|Douglas Jr, Clyde|
Submitted to: Pendleton Station Field Day
Publication Type: Experiment Station
Publication Acceptance Date: 5/1/1997
Publication Date: N/A
Interpretive Summary: Soil erosion in the dryland wheat land of the Pacific Northwest is a serious problem. Approximately 4.5 million acres are planted to winter wheat and an equal number of acres are left fallow each year. Land growing winter wheat has little cover to protect against soil erosion by water. To help protect our soil resource, we developed and tested a new method for farming wheat. It is the mow-plow sytstem. With it, we make use of the wheat straw that remaining from the previous harvest. Instead of plowing it under in preparation for fall seeding, it is cut with a header on the front of a tractor and moved to the soil surface to the side. The same tractor plows the soil as the residue is cut. Thus, the residue from one pass covers the soil that was plowed in the previous pass. To test the soil protection by this system, we artificially rained on plots with this farming method and two additional farming methods. The other methods are a current conservation farming practice and a traditional farming practice. We compared the amount of soil that washed from each. The mow-plow method was nearly as effective as the conservation farming method for controlling erosion. However, we found that straw on the soil surface alone does not guarantee soil erosion will be checked. The plant roots and crowns in the conservation method provide additional soil erosion control. If enough straw was used in the mow-plow system, it would become mixed in the soil, and act nearly as effectively as the roots and crowns in the conservation method. The mow-plow method will be a useful tool for farmers to use in there effort to control soil erosion.

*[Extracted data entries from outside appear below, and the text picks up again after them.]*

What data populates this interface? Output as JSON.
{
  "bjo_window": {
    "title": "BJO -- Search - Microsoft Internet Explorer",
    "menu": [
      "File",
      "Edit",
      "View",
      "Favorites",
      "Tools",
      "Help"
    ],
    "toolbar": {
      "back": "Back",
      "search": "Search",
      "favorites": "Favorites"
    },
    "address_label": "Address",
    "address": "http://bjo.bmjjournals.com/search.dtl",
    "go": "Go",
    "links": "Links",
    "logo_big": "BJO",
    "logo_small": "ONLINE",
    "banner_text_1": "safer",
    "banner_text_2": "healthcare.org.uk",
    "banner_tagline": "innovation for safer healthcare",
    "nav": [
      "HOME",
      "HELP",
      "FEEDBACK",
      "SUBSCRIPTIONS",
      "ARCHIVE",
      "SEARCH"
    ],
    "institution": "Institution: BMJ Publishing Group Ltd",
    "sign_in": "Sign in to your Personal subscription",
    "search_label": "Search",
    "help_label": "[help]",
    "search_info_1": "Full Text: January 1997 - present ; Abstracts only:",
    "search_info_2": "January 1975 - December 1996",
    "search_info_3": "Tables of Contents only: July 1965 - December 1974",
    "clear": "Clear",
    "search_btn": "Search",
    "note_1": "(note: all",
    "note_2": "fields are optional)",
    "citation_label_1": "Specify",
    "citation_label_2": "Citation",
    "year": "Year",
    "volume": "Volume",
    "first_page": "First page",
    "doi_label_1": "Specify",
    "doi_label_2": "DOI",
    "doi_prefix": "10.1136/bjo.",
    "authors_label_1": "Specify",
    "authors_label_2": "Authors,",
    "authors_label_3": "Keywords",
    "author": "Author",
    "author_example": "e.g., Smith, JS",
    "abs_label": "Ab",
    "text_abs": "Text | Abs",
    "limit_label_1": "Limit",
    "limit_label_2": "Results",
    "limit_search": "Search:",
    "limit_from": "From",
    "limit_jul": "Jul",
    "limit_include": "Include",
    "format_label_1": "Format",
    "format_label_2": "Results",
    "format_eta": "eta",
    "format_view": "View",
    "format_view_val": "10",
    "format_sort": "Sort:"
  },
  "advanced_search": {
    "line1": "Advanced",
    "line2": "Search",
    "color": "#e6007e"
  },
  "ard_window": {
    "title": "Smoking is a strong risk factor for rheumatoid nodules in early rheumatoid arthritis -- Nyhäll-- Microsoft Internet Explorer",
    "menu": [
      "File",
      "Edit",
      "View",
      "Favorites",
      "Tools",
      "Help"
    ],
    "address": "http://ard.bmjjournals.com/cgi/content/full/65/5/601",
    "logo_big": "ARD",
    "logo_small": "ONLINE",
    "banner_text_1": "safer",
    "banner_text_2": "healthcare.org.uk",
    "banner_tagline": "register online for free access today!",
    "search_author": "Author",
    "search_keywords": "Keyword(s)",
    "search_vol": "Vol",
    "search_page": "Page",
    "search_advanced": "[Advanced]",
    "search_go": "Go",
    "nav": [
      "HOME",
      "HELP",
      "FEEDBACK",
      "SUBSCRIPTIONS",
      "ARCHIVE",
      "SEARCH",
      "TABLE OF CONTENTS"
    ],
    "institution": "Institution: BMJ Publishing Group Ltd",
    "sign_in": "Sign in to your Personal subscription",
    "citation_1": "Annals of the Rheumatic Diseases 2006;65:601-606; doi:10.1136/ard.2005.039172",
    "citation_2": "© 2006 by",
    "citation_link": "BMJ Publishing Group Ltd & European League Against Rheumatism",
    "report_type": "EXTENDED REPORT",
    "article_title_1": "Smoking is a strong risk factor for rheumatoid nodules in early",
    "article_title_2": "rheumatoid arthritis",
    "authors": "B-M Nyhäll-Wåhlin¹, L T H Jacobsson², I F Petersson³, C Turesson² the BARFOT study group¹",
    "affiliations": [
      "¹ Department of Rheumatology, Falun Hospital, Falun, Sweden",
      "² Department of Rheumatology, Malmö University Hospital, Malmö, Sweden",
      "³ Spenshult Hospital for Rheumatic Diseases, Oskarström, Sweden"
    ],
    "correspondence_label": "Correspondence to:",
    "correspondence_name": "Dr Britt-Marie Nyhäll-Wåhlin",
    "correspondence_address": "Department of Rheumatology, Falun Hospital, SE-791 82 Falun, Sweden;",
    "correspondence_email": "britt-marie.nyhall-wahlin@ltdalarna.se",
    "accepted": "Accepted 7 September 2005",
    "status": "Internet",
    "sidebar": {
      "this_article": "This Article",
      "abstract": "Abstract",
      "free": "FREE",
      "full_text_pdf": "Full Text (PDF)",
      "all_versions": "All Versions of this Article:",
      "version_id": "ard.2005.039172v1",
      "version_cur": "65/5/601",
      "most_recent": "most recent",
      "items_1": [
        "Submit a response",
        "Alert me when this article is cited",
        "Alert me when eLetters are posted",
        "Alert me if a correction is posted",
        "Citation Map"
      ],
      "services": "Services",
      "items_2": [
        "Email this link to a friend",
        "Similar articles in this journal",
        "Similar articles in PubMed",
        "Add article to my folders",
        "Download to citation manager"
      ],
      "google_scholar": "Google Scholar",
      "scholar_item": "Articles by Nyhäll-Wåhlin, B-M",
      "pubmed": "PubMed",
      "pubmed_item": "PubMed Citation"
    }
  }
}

Technical Abstract: Erosion in the dryland cropping areas of the Pacific Northwest (USA) occurs during low intensity rainfall on frozen soil. The problem is greatest in fields planted to winter wheat following summer fallow, of which there are approximately 4.5 million acres. We developed the mow- plow system help reduce erosion in these fields. A harvester-header is mounted on the front of a tractor to cut an sidecast residue onto adjacent moldboard plowed surfaces. The moldboard plow is pulled behind the same tractor. With each circuit of the field, residue is placed on the moldboard pass as a new ground is plowed. The purpose of this research was to evaluate mow-plow soil and water conservation. Rainfall was simulated onto four treatments, chisel plow (CP), moldboard plow (MB), mow-plow light residue (l)(Mpl), and mow-plow heavy residue (h)(MPh) after the soil had frozen to a depth of at least 6 inches and just beginning to thaw. Runoff samples were collected in 10 minute intervals for 90 minutes after runoff began. Runoff rates were not different between treatments. Erosion was highest in the MB and lowest in the CP treatments. Erosion rates in the MPh were only slightly higher than those of the CP. Erosion rates from the MPl were indistinguishable from either of the three treatments. The crowns and root structure left by CP appears to provided the most consistent erosion control. Residue in the Mph, incorporated by secondary tillage, provides better erosion control than either the MB or Mpl. We propose that the MPh be considered an alternative residue management system for erosion control.